According to Axelrod, Grace, now the color commentator for the Arizona Diamondbacks, was in a bit of a broadcasting slump toward the end of the 2006 season. “Gracie had gone 0 for his last 36 witty comments. He didn’t get one laugh during that stretch,” Axelrod said. “He was talking to me about ways to shake off the funk, and he started reminiscing about his old days in Chicago, and he said that he could always find a slumpbuster in that town,” Axelrod explained awkwardly. “When the Cubs came calling, it seemed like a perfect opportunity.”
Gracie’s Formula for Slumpbusting
Moments after the announcement, ticket sales for the convention skyrocketed. The increase was due to a swell of purchases by many of the heavier members of Chicago’s female population.
The Cubs expect to see a similar increase in ticket sales after tomorrow’s announcement that there will be free pastries provided from 8:00 a.m. until 10:00 a.m. each morning of the convention.
CHICAGO–The Cubs are allegedly close to landing free agent outfielder Cliff Floyd.

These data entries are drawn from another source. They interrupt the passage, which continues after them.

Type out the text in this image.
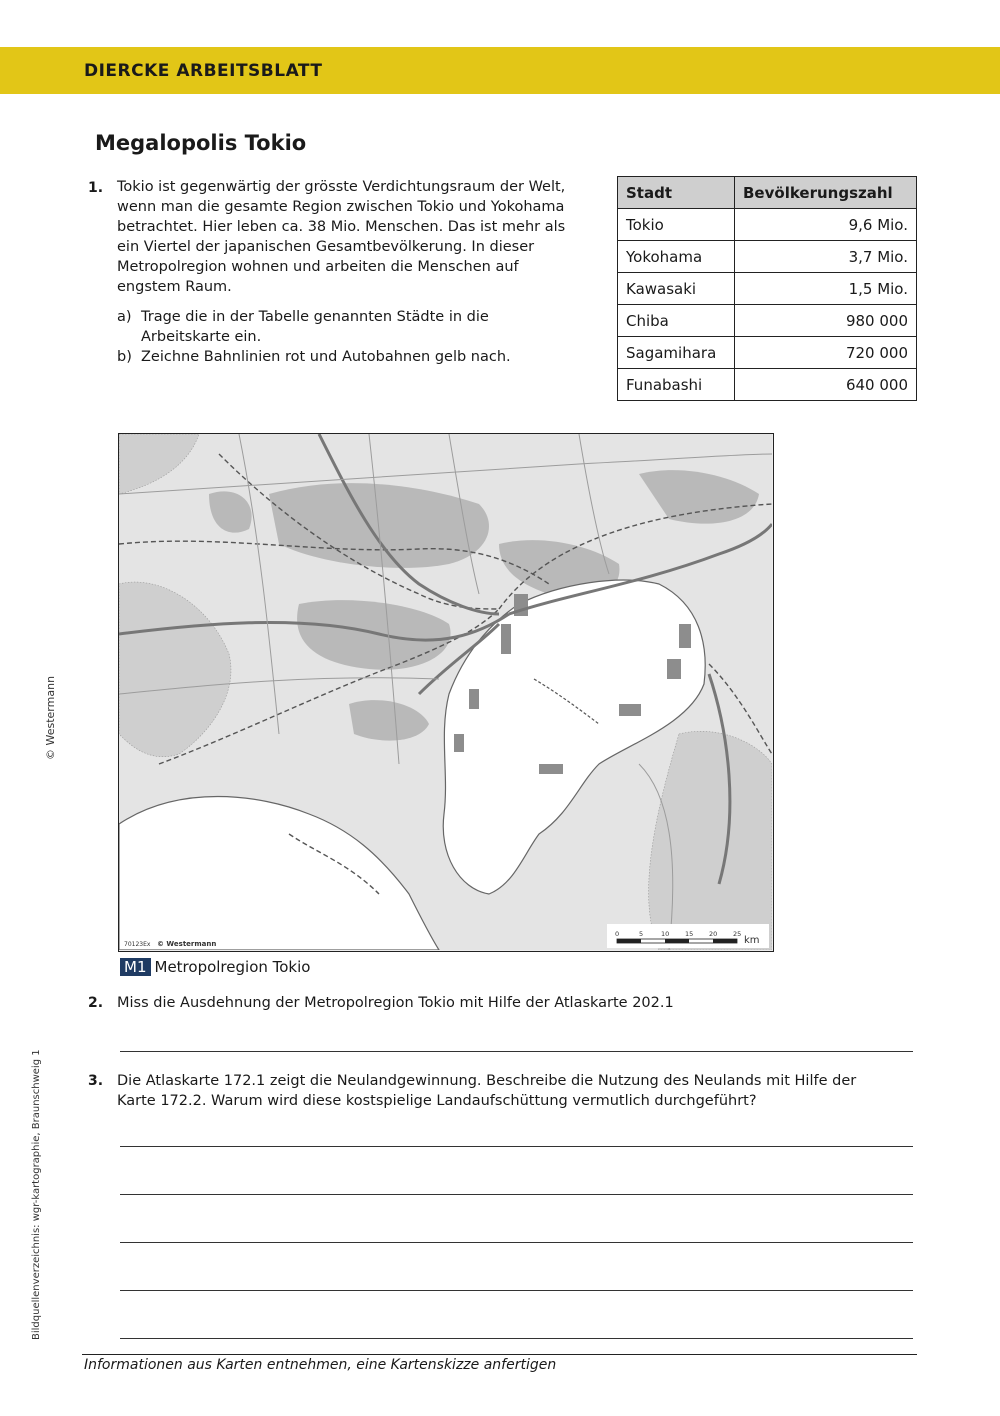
DIERCKE ARBEITSBLATT
Megalopolis Tokio
1. Tokio ist gegenwärtig der grösste Verdichtungsraum der Welt,
wenn man die gesamte Region zwischen Tokio und Yokohama
betrachtet. Hier leben ca. 38 Mio. Menschen. Das ist mehr als
ein Viertel der japanischen Gesamtbevölkerung. In dieser
Metropolregion wohnen und arbeiten die Menschen auf
engstem Raum.
a) Trage die in der Tabelle genannten Städte in die
Arbeitskarte ein.
b) Zeichne Bahnlinien rot und Autobahnen gelb nach.
Stadt	Bevölkerungszahl
Tokio	9,6 Mio.
Yokohama	3,7 Mio.
Kawasaki	1,5 Mio.
Chiba	980 000
Sagamihara	720 000
Funabashi	640 000
70123Ex © Westermann
0	5	10 15 20 25
km
M1 Metropolregion Tokio
2. Miss die Ausdehnung der Metropolregion Tokio mit Hilfe der Atlaskarte 202.1
3. Die Atlaskarte 172.1 zeigt die Neulandgewinnung. Beschreibe die Nutzung des Neulands mit Hilfe der
Karte 172.2. Warum wird diese kostspielige Landaufschüttung vermutlich durchgeführt?
© Westermann
Bildquellenverzeichnis: wgr-kartographie, Braunschweig 1
Informationen aus Karten entnehmen, eine Kartenskizze anfertigen
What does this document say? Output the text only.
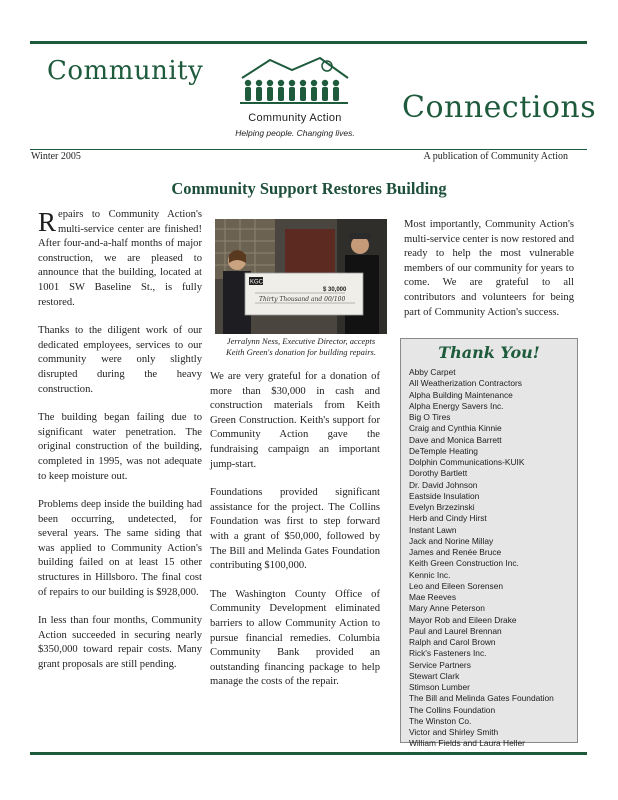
Community
Community Action
Helping people. Changing lives.
Connections
Winter 2005	A publication of Community Action
Community Support Restores Building

Repairs to Community Action's multi-service center are finished! After four-and-a-half months of major construction, we are pleased to announce that the building, located at 1001 SW Baseline St., is fully restored.

Thanks to the diligent work of our dedicated employees, services to our community were only slightly disrupted during the heavy construction.

The building began failing due to significant water penetration. The original construction of the building, completed in 1995, was not adequate to keep moisture out.

Problems deep inside the building had been occurring, undetected, for several years. The same siding that was applied to Community Action's building failed on at least 15 other structures in Hillsboro. The final cost of repairs to our building is $928,000.

In less than four months, Community Action succeeded in securing nearly $350,000 toward repair costs. Many grant proposals are still pending.

KGC
Thirty Thousand and 00/100
$ 30,000
Jerralynn Ness, Executive Director, accepts
Keith Green's donation for building repairs.

We are very grateful for a donation of more than $30,000 in cash and construction materials from Keith Green Construction. Keith's support for Community Action gave the fundraising campaign an important jump-start.

Foundations provided significant assistance for the project. The Collins Foundation was first to step forward with a grant of $50,000, followed by The Bill and Melinda Gates Foundation contributing $100,000.

The Washington County Office of Community Development eliminated barriers to allow Community Action to pursue financial remedies. Columbia Community Bank provided an outstanding financing package to help manage the costs of the repair.

Most importantly, Community Action's multi-service center is now restored and ready to help the most vulnerable members of our community for years to come. We are grateful to all contributors and volunteers for being part of Community Action's success.

Thank You!
Abby Carpet
All Weatherization Contractors
Alpha Building Maintenance
Alpha Energy Savers Inc.
Big O Tires
Craig and Cynthia Kinnie
Dave and Monica Barrett
DeTemple Heating
Dolphin Communications-KUIK
Dorothy Bartlett
Dr. David Johnson
Eastside Insulation
Evelyn Brzezinski
Herb and Cindy Hirst
Instant Lawn
Jack and Norine Millay
James and Renée Bruce
Keith Green Construction Inc.
Kennic Inc.
Leo and Eileen Sorensen
Mae Reeves
Mary Anne Peterson
Mayor Rob and Eileen Drake
Paul and Laurel Brennan
Ralph and Carol Brown
Rick's Fasteners Inc.
Service Partners
Stewart Clark
Stimson Lumber
The Bill and Melinda Gates Foundation
The Collins Foundation
The Winston Co.
Victor and Shirley Smith
William Fields and Laura Heller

Cubs G.M. Jim Hendry has had his eye on Floyd since 1991, when Floyd played at Thornwood High School in the Chicago suburbs.
Jim had been invited to Thornwood’s spring “turnabout” dance by a girl he hung out with “just as friends.” Cliff was a big baseball star at Thornwood. Popular. Strong. Handsome. Well-liked.
They met at the refreshments table. Cliff was picking up juice for his date. Jim was polishing off his second plate of brownies. Sparks flew, primarily because Jim wore braces at the time and was generating a lot of static electricity. They danced, laughed, and stayed up all night chatting at an IHOP at Jim’s request.
They hung out a lot during their senior year. Cliff gave Jim his class ring. Jim gave Cliff an onion ring. Then, graduation came.
Jim asked Cliff to follow him to Creighton, where Jim had been coaching the baseball team. “It’ll be great!” Jim said. “You can play on the team, and we can spend all kinds of time together!”
But Cliff had met a different G.M. A better G.M. A foreigner from Montreal who offered Cliff money and fame. And so, he packed his bags and headed north. Jim was devastated.
Jim didn’t really think much about Cliff until he saw him again in 2004. At the time, Cliff was in New York, still playing baseball. Still handsome. Still perfect.
Jim was with Sammy at the time. He knew things were going badly with him and Sammy. He knew it was going to end soon. Jim desperately wanted Cliff back in his life. He even tried to use Sammy as leverage to be together with Cliff again, but to no avail. Cliff stayed in New York.
Jim kicked around the next couple of years and tried to forget about Cliff. He ran around with Jeromy and Jacque for a while, but no one could offer him what Cliff had.
Just a few weeks ago, a friend called Jim to tell him the news. “Did you hear?” Omar Minaya said. “I dumped Cliff. He really misses you.” Jim’s heart pounded as he put the phone back in its cradle. Then, he picked the phone back up and started to dial. Those old, familiar numbers.
Then, a brief click. “Jim?” said the voice at the other end. “Is that you?”
“It’s me,” Jim said.
A pause. “I’m ready to come home. If you’ll have me,” said the voice at the other end.
“You never left home, Cliff,” said Jim. “You never left home.”